Cheap Android phones dominate the smartphone market in developing nations where high-end phones are still a dream for many. According to StatCounter, Android outplays iOS by at-least 3:1 in several developing nations such as India, China, South Africa and more. And as far as I’ve seen in India, 70% of those Android phones are subpar ones, costing not more than $250. The credit for this goes to Samsung, who is releasing cheap phones like mushrooms with no less than 10 affordable phones every year.
Now, it is obvious that an iPhone owner, who can shell out $700+ for a phone, won’t mind paying a couple of bucks on apps, but it’s hard to expect from someone who can barely afford a decent smartphone to do the same. He will instead find pirating apps from the internet a lighter option on his pocket.
Moreover, for this simple reason, comparing the piracy rates in iOS vs. all the Android devices taken altogether is also not at all a fair comparison in my opinion. How can you even compare an owner of Porsche with an owner of a Toyota? iPhones should instead be compared with high-end Android phones whose prices are on par with it, such as the Galaxy S lineup, Nexus-es (or Nexii?), HTC One X, etc. Their owners will certainly have the same buying capacity as iPhone/iPad owners and piracy rates will certainly be relatively very low in their case.
TheNextWeb notes that a major percentage of Instapaper app’s sales on Android come from high-end phones such as the Galaxy S3 and Galaxy Nexus, which is a good proof of what I’m trying to say.
Jelly Bean — Finally.
With the release of Android 4.1 Jelly Bean, Google has FINALLY (can’t make it bold enough) included a new and robust system to combat piracy – App Encryption. Starting from Jelly Bean, paid apps will be encrypted with device specific (or maybe account specific) keys so that they cannot be installed on other devices which are not tied to that same account.
There’s one more thing that Google has changed in Jelly Bean that I rarely see anyone talking about — Transfer of APKs over Bluetooth is no longer possible. Renaming file format from APK to something else doesn’t do any magic too. Although I’m not sure if this is considerably going to stop people from sharing paid apps in a direct way, it’ll surely make their job longer.
Actually, Android already provides a method to verify apps for license since Gingerbread, but it is so lax that it doesn’t take much time for pirates to bypass it. What surprises me more is that it took Google more than five iterations to develop a good anti-piracy system on Android. Were they unaware of of any piracy concerns? I doubt so.
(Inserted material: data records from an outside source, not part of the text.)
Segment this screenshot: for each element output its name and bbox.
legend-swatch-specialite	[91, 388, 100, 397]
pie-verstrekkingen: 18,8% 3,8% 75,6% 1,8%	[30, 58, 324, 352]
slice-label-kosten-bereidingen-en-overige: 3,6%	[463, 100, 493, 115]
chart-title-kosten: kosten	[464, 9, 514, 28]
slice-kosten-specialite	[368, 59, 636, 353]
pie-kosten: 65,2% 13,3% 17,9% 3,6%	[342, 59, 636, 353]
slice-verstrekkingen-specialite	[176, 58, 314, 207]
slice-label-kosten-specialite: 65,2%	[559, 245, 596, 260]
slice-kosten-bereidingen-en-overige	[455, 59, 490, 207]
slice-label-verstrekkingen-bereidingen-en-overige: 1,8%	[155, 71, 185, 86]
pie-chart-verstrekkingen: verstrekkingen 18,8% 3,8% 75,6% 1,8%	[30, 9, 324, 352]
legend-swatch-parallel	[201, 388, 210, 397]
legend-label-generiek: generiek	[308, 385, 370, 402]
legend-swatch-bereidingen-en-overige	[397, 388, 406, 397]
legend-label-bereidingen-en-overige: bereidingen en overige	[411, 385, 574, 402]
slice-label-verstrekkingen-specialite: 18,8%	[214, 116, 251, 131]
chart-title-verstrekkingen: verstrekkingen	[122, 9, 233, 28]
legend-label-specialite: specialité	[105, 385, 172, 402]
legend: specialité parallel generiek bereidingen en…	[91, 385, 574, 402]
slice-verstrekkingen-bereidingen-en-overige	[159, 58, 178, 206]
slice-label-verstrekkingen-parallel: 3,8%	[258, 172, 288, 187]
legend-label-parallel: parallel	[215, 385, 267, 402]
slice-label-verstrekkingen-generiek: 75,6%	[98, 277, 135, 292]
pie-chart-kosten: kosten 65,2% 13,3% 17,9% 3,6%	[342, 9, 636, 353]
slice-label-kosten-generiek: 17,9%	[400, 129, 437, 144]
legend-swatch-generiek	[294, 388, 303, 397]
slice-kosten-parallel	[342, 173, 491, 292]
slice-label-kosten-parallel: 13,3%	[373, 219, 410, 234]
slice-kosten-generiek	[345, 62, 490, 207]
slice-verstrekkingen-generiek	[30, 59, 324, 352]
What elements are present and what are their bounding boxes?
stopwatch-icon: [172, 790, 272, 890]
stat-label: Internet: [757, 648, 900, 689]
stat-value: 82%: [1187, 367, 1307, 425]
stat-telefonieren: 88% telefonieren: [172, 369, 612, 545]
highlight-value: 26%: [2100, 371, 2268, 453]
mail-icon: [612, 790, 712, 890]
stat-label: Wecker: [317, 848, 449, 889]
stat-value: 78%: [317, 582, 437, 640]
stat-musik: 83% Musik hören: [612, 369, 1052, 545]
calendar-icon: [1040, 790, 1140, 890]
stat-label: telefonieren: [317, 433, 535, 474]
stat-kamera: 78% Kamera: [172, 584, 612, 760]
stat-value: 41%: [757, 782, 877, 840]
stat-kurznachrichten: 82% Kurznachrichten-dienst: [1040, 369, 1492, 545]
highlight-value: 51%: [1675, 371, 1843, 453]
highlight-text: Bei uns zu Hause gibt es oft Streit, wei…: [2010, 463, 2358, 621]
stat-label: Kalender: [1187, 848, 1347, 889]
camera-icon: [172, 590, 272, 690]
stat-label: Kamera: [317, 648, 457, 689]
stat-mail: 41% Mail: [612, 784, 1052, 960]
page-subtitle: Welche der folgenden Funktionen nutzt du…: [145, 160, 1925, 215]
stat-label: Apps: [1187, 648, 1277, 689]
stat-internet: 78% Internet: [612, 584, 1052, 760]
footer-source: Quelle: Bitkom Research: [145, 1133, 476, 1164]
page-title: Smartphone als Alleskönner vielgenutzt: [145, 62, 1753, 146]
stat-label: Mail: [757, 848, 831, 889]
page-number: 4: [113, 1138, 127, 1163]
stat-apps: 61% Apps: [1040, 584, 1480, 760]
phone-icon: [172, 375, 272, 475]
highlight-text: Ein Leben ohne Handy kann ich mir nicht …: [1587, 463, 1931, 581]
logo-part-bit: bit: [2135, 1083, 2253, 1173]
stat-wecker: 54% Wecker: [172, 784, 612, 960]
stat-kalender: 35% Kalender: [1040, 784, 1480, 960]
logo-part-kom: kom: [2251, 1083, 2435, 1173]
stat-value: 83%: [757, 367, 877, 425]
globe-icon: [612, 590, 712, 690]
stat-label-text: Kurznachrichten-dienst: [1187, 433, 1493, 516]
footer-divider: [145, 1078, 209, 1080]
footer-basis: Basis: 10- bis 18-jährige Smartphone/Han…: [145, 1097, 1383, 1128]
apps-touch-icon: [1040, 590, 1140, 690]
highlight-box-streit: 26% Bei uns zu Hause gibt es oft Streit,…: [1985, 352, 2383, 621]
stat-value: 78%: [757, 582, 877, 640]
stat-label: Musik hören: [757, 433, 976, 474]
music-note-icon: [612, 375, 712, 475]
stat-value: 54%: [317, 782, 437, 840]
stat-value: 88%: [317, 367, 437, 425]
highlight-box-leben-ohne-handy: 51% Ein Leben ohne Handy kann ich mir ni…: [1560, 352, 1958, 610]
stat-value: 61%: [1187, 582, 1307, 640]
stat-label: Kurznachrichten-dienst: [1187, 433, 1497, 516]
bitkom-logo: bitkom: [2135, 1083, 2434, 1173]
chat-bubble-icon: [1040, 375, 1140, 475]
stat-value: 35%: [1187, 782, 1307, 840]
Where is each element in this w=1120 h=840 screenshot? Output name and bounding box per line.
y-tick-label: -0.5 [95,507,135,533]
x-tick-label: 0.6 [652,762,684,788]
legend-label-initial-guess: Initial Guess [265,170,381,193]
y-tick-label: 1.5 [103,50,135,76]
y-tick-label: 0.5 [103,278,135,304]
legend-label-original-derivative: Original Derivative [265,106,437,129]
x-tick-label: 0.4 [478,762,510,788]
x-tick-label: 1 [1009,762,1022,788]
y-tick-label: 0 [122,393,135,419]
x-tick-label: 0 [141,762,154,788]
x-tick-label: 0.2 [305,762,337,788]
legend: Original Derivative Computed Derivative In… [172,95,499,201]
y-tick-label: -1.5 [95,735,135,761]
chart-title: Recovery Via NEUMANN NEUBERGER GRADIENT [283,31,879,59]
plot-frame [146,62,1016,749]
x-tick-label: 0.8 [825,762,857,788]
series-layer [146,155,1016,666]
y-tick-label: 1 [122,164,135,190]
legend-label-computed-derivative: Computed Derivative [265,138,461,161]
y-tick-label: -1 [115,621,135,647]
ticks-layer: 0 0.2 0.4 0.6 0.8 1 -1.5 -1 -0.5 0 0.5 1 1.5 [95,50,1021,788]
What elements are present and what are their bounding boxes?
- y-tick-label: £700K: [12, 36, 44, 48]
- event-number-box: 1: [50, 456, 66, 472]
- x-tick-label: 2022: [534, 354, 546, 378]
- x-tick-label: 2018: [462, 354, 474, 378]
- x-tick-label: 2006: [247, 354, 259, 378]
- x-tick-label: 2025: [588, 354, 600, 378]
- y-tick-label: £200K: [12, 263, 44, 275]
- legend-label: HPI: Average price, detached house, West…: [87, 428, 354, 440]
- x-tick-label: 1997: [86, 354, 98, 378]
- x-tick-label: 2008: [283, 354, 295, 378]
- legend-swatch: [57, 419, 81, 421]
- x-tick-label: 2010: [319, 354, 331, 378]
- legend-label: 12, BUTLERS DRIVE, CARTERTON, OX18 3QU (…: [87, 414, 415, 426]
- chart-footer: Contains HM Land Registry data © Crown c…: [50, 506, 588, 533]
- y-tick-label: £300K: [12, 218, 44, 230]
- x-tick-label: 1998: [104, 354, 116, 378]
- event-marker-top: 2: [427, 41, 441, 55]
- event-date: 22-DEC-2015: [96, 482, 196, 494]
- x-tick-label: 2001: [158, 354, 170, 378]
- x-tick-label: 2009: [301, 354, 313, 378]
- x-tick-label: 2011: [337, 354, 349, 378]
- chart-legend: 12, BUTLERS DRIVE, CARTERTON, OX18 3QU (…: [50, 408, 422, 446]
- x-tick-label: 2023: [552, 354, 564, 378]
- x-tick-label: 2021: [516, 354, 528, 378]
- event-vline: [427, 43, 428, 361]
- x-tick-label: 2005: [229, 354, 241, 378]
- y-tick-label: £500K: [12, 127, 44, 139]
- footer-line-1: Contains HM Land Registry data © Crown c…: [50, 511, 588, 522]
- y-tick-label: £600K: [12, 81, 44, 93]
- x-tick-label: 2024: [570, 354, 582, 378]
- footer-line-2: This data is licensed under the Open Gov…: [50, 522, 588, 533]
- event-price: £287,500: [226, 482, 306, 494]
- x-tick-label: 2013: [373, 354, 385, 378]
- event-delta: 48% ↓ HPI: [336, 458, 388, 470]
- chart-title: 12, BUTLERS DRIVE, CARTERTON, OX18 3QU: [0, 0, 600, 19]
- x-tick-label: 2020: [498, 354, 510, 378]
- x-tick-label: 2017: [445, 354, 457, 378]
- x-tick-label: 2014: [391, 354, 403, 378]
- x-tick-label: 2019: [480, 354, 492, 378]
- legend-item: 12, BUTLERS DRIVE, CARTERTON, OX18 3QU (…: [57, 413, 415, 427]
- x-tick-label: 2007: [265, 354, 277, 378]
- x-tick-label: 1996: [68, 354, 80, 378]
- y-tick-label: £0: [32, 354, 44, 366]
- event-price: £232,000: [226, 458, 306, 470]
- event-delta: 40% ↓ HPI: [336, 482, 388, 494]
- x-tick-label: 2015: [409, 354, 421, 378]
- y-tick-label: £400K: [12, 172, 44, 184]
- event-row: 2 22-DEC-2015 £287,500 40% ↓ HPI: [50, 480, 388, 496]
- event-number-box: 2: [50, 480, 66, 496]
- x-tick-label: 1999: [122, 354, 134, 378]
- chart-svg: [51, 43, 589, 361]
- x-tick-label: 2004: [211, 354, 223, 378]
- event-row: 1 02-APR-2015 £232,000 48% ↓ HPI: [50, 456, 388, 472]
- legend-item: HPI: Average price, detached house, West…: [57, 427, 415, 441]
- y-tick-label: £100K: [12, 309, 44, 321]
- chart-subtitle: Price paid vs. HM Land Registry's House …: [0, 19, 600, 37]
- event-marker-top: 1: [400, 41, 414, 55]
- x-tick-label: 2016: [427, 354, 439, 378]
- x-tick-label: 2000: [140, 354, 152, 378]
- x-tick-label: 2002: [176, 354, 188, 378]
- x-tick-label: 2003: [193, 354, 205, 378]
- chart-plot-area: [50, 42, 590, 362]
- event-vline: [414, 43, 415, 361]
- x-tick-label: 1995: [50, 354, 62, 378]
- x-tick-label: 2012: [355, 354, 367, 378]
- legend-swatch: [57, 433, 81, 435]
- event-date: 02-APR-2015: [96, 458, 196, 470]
The damage has been done. Still, better late than never.
The Obstacle Ahead
That Google has finally stepped up to clear this piracy mess from Android is admirable, but there’s a big problem that lies ahead. Given that Android 4.0 Ice Cream Sandwich has only reached a mere 16% of Android devices even after a long span of 8 months and Gingerbread still runs on majority of the phones, it’ll take a LOT (can’t make it bold enough too) of time for Jelly Bean to reach a decent percentage of total Android market-share.
In short, we’re still a year (or maybe two) away until we finally see app piracy on Android slowing down — except if Google steps ahead and takes the charge. What
can should it do? My guess wish is to force OEMs to update all of their phones released in 2011-2012 to Jelly Bean within a short deadline.